I danni del maltempo avvenuti oggi dalla costa ligure di levante fino a tutta la Versilia ci lasciano sgomenti e purtroppo impotenti. Sentire i nostri colleghi piangere per avere visto in pochi minuti spazzare via dalla forza rabbiosa del vento la loro attività fa molto male, soprattutto a chi come me ha avuto lo stabilimento distrutto dalla forza del mare dal cataclisma del 2018. Ma la cosa che colpisce di più non è la disperazione di questa gente di mare, abituata a rimboccarsi le maniche e a risollevarsi dopo i danni di una mareggiata o di una tromba d’aria, bensì la rabbia nei confronti di un governo ormai al capolinea che, con la legge sulla concorrenza, nel suo ultimo colpo di coda ha distrutto il sistema turistico balneare italiano. Il disastro che si è consumato oggi sulle coste liguri e toscane ne è la triste dimostrazione: con quale spirito, e soprattutto con quale prospettiva, il 18 agosto 2022 un imprenditore può immaginare di ricostruire con risorse proprie una attività distrutta che tra un anno potrebbe non essere più sua? Perché il premier Draghi e il suo staff di tecnocrati illuminati non vengono a spiegarcelo? Perché il bocconiano Giavazzi non viene a illustrarci un piano economico per sostenere i costi di ricostruzione con la prospettiva di un solo anno avanti a noi?
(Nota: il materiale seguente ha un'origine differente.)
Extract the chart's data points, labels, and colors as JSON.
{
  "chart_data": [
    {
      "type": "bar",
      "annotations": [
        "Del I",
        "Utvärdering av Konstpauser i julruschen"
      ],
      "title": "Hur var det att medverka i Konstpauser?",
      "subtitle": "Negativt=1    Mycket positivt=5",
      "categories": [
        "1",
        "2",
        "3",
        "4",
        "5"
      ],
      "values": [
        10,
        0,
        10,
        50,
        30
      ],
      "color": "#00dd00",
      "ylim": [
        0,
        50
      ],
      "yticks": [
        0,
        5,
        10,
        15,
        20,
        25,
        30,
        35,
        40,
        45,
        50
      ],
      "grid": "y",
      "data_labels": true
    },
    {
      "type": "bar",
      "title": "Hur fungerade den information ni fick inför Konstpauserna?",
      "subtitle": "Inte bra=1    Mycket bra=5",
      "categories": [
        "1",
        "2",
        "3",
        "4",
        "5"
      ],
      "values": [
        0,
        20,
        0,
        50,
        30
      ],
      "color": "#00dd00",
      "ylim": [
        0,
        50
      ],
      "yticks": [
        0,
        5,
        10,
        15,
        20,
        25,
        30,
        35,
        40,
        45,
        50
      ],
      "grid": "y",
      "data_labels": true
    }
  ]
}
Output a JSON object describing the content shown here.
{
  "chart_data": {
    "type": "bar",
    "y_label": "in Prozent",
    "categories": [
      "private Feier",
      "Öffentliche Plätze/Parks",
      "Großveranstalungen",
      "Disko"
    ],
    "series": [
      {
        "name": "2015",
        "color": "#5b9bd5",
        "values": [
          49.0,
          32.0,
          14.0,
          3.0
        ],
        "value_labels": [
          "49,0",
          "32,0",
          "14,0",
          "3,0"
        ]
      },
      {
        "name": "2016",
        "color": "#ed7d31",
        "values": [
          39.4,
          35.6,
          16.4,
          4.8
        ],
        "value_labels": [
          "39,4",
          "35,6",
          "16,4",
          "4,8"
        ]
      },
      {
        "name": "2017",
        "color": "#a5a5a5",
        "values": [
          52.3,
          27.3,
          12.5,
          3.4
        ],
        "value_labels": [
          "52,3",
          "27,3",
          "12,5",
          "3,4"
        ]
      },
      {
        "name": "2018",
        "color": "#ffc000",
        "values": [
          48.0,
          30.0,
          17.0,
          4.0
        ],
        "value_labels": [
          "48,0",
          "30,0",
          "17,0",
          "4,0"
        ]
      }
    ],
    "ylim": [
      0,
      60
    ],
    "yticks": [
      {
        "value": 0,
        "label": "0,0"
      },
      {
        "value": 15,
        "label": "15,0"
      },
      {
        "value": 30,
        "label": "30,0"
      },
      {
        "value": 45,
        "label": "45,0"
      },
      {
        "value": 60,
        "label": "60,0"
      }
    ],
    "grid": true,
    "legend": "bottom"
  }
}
Ciò che è accaduto oggi dimostra che per fare impresa c’è la necessità di certezze e non date di fine corsa come quella del 2023. Dietro a tutto ciò non ci sono la concorrenza né i pretesti invocati per applicare a delle concessioni di beni una direttiva che riguarda i servizi, e nemmeno un fantomatico vincolo legato ai fondi del Pnrr, ma c’è solo la volontà di chi era al comando di favorire grossi gruppi economici che non aspettano altro di poter allungare le mani sulle coste italiane per creare il monopolio anche sui litorali, uno degli ultimi baluardi della microimpresa a carattere familiare, che in questi ultimi decenni è stata attaccata e distrutta in nome di una globalizzazione che fa bene a pochi distruggendo tanti.
Assobalneari Italia ha opposto una resistenza senza compromessi a questo provvedimento e siamo orgogliosi di essere stata la sabbia dentro gli ingranaggi della macchina implacabile del premier Draghi, pronta a stritolare chiunque si ponesse di ostacolo, rendendone difficoltosa l’approvazione e contribuendo a quel clima di dissenso che poi ne ha determinato la caduta.
Per gli imprenditori oggi colpiti da questi disastri e per i loro clienti la stagione è finita, ma si devono loro delle risposte. Per questo chiedo alle forze politiche di interrogare il presidente del consiglio con carattere d’urgenza su come intenda sostenere chi oggi è in ginocchio dopo questi eventi che devono vedere riconosciuto lo stato di calamità.